Predators: Snakes, coyotes, and big birds of prey are natural predators to this lizard.
Conservation Status: Least concern
Reproduction: Female lizards lay eggs in the soil that hatch after 10 weeks and depending on the age of the lizard they can have 1-4 clutches a year.
Conservation Status: Least concern
Additional facts:
Commonly confused with the sagebrush lizard
They have a protein in their blood that protects them from contracting Lyme disease if bitten by an infected tick while simultaneously curing that tick of the bacteria that causes Lyme disease.

BCC Representative: Smitty (bottom middle tank)

Get to know our animal ambassadors!

A little bit about me, Bobo, the sweetheart of the center and how I came to be at the interpretive center. I’m around 25 years old and I was a pet snake before I was surrendered to the Bolsa Chica Conservancy, and now spend my time lounging when I’m not educating visitors on how AWESOME Coastal Rosy Boas are! I sometimes hear the staff tell kids that I’ve been here since around 2014.  I have pretty red/rosy stripes on my cream body but other Coastal Rosy Boas can have other variations like orange or blue or brown colorations. I promise I’m not dangerous. I’m actually non-venomous (and all my friends here are too!) which means that if I bite no venom comes out of my fangs!  I almost never bite, and have become the go-to snake for training new interns and volunteers on how to safely interact with ambassador snakes like me and my friends here at the interpretive center.

Hi, I’m Dann, and I’ve been here since 2017. I actually was born in a house as a hatchling, but when I got older my caretaker, who is a friend of the Conservancy, thought I would be good at educating visitors all about Gopher Snakes like me, even though I’m on the shy side. If you don’t see me in my tank, I may be nestled into my hide, or buried deep in my bedding.

Hi folks, the three of us were caught with a permit at Bolsa Chica and now inform visitors on how awesome we are and remind visitors to keep an eye out for our fellow friends while you are out on the trail!

The two of us in the top tank southern alligator lizards also known as Elgaria multicarinata webbi. Our names are Morrissey and Snicket (named after Lemony Snicket), and we’ve been hanging out at the interpretive center since around 2017. Our friend Nibbles, who the staff found in 2022, lives in the classroom, mostly because he’s too small to live with us, and our species is a bit territorial. We don’t get handled, as we don’t like being touched very much, and you can usually find us lounging in one of our hides. A fun fact about our species is that our tail is semi prehensile, can partially support our body weight, so it allows us to grab branches when we climb!
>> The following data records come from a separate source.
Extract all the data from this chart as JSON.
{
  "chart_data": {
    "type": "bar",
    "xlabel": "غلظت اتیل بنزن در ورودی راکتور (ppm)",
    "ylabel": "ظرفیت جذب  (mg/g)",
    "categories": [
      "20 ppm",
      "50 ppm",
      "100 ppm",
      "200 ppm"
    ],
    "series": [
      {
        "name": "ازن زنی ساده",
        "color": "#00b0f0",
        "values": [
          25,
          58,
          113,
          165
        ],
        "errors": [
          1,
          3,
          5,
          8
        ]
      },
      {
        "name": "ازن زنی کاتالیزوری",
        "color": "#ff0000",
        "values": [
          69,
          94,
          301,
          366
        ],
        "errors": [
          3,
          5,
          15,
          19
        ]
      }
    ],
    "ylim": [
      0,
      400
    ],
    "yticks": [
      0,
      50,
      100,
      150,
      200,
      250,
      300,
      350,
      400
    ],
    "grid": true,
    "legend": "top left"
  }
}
The lizard friend in the bottom middle tank doesn’t currently have a name, but is a western fence lizard. He’s not very social, so you won’t see him often, but you may get to see him hunting crickets during our live animal feedings! If you do see him, try to be quiet, as he’s easily spooked by loud noises.
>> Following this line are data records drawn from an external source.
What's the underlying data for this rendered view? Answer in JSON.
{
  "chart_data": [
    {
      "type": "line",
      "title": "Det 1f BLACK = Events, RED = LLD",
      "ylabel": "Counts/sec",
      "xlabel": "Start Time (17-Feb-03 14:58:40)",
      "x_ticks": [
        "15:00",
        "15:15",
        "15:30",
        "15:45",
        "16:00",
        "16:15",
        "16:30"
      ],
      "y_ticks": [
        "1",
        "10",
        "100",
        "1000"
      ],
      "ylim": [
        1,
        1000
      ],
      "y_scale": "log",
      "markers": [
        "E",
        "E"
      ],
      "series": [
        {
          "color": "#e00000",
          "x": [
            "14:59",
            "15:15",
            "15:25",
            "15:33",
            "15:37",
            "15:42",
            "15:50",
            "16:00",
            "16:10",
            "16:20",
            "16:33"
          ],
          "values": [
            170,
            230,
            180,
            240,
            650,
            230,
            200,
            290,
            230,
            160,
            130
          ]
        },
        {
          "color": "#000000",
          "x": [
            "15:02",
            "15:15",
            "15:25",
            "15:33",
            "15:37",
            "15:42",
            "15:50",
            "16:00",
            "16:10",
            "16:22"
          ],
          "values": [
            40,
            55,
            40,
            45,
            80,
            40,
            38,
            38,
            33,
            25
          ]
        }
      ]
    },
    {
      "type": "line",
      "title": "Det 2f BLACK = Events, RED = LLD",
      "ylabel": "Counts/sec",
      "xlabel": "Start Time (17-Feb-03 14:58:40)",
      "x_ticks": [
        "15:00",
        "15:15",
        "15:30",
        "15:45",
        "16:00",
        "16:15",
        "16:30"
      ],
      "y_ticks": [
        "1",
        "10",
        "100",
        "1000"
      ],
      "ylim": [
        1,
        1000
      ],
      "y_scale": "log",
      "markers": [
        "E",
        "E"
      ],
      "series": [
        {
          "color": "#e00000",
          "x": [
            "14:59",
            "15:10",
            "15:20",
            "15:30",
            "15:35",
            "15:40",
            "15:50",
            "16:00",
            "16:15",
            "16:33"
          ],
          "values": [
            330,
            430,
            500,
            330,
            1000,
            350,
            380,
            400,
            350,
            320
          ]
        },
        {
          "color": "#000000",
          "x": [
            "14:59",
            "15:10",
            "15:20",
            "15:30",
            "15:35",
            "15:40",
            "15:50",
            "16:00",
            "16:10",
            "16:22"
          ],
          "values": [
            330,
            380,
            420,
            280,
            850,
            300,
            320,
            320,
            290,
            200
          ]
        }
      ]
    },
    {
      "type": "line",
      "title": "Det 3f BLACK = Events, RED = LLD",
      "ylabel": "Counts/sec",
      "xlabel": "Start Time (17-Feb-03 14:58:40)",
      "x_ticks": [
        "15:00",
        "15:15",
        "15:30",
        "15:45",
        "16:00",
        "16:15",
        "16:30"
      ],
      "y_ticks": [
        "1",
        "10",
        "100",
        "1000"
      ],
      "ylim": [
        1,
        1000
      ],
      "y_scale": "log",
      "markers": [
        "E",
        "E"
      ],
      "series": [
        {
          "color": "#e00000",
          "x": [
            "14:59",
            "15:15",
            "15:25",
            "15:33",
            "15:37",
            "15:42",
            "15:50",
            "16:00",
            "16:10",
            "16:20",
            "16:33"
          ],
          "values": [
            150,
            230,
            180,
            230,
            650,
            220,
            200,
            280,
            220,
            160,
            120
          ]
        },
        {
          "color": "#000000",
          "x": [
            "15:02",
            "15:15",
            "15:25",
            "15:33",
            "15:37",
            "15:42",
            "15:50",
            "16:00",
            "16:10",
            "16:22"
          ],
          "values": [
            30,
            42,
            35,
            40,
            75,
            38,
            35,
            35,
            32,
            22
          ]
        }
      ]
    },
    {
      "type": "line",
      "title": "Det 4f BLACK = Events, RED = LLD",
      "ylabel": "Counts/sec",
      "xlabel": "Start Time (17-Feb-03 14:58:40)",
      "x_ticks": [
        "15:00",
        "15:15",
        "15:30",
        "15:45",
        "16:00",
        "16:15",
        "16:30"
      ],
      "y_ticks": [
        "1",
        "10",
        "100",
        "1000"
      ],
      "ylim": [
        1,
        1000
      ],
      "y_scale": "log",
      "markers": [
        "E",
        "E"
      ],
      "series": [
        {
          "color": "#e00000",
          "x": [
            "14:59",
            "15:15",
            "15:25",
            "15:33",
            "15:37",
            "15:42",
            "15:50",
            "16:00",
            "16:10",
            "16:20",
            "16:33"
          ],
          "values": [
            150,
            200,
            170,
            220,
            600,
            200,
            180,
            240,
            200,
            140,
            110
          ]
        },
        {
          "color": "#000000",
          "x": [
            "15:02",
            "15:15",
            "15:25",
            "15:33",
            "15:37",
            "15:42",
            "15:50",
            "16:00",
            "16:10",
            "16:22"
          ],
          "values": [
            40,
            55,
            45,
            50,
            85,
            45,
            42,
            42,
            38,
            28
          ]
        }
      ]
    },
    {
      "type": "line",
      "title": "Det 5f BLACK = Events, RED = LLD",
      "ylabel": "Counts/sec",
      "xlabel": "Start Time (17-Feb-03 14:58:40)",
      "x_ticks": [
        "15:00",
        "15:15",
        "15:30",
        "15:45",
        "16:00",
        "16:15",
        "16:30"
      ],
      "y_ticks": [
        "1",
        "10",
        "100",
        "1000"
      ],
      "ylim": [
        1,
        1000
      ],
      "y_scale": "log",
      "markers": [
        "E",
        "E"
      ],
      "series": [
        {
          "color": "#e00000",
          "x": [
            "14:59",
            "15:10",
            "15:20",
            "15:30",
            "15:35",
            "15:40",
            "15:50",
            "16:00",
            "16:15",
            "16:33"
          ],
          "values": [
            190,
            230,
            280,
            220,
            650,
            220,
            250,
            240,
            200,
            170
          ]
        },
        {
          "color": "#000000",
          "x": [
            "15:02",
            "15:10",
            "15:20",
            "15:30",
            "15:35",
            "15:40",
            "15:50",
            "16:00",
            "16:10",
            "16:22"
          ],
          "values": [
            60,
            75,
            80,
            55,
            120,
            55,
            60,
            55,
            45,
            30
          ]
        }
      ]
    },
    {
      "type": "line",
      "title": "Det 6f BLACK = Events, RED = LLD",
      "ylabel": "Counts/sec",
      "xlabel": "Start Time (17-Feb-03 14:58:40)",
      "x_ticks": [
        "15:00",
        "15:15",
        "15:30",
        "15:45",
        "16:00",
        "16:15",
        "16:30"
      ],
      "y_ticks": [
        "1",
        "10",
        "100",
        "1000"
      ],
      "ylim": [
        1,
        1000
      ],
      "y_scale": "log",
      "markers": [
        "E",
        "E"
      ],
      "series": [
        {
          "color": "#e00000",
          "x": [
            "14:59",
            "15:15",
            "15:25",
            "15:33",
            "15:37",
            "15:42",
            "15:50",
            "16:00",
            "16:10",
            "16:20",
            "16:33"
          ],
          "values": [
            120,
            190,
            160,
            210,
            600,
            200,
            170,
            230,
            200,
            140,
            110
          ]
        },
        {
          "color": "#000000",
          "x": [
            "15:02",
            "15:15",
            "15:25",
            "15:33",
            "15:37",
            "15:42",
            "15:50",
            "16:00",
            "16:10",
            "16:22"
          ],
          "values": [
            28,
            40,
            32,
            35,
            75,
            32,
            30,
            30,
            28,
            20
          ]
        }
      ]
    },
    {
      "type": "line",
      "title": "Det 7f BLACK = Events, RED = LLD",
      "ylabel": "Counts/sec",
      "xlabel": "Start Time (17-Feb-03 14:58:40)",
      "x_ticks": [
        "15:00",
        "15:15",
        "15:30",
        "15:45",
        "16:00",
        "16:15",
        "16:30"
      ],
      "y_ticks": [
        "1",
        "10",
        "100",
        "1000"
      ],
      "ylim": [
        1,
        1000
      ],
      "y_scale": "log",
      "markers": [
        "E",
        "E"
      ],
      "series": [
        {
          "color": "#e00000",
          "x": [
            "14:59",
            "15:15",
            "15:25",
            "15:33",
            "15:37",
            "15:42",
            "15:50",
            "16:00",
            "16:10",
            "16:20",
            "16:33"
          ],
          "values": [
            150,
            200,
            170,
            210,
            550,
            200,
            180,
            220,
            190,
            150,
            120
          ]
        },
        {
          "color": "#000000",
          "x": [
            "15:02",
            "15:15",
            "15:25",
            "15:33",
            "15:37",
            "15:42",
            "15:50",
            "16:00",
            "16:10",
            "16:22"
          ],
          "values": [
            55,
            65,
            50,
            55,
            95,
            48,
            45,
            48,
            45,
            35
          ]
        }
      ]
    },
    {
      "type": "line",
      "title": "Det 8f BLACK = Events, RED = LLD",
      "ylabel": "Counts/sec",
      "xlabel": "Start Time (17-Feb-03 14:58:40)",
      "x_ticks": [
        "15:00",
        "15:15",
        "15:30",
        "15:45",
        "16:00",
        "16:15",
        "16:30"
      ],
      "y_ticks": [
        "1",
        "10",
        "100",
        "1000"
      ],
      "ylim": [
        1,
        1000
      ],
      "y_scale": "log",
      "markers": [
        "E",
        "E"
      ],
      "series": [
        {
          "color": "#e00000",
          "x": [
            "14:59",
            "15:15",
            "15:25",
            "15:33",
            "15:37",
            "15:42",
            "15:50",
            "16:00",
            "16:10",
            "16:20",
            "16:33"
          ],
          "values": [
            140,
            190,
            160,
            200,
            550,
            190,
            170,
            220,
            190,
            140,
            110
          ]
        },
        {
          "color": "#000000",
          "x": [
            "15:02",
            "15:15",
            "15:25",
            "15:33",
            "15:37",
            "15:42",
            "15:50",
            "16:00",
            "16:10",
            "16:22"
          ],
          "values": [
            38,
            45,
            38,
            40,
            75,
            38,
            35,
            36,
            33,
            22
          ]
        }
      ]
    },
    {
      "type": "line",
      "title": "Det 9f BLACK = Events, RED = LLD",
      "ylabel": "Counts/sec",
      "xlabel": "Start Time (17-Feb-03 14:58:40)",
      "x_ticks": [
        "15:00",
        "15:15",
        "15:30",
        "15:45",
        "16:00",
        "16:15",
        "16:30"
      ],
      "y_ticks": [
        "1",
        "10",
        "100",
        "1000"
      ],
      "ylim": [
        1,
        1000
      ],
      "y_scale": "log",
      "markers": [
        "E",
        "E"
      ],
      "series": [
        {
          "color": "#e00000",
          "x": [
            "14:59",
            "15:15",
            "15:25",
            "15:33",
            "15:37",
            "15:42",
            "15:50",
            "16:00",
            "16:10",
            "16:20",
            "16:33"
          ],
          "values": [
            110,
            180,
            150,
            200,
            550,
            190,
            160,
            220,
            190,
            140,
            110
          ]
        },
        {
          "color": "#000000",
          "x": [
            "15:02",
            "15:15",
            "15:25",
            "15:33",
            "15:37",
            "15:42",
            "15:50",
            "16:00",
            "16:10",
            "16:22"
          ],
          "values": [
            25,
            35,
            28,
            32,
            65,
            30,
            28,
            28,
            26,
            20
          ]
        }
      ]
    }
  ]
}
One upon a time, I was someone’s pet before I slithered on over to the interpretive center after being surrendered. I’ve been here a long time – even longer than the staff have! I moved in somewhere around 2011 or 2012. Now I’m around 30 years old and get to spend my time educating visitors on how amazing California kingsnakes like me are! Don’t let my age fool you, I’m still as spry and energetic as a young snake, and love putting on a show for visitors to the interpretive center. I lost my tail due to a few bad sheds before I came to the interpretive center, but even with out it, I’m just over 5 feet long!

Like my friend Dann, I was actually was born in a house as a hatchling, but when I got older my caretaker thought I would be a good addition to the BCC team of animal ambassadors, and I’ve been here since 2018! I’ve had a couple bad sheds, which is why my eye looks a little funny, but I never let that get me down. I’m always super excited to meet kids during our education events and hang out with the staff members. Also, my favorite meal is mice which you can catch me eating during feeding time!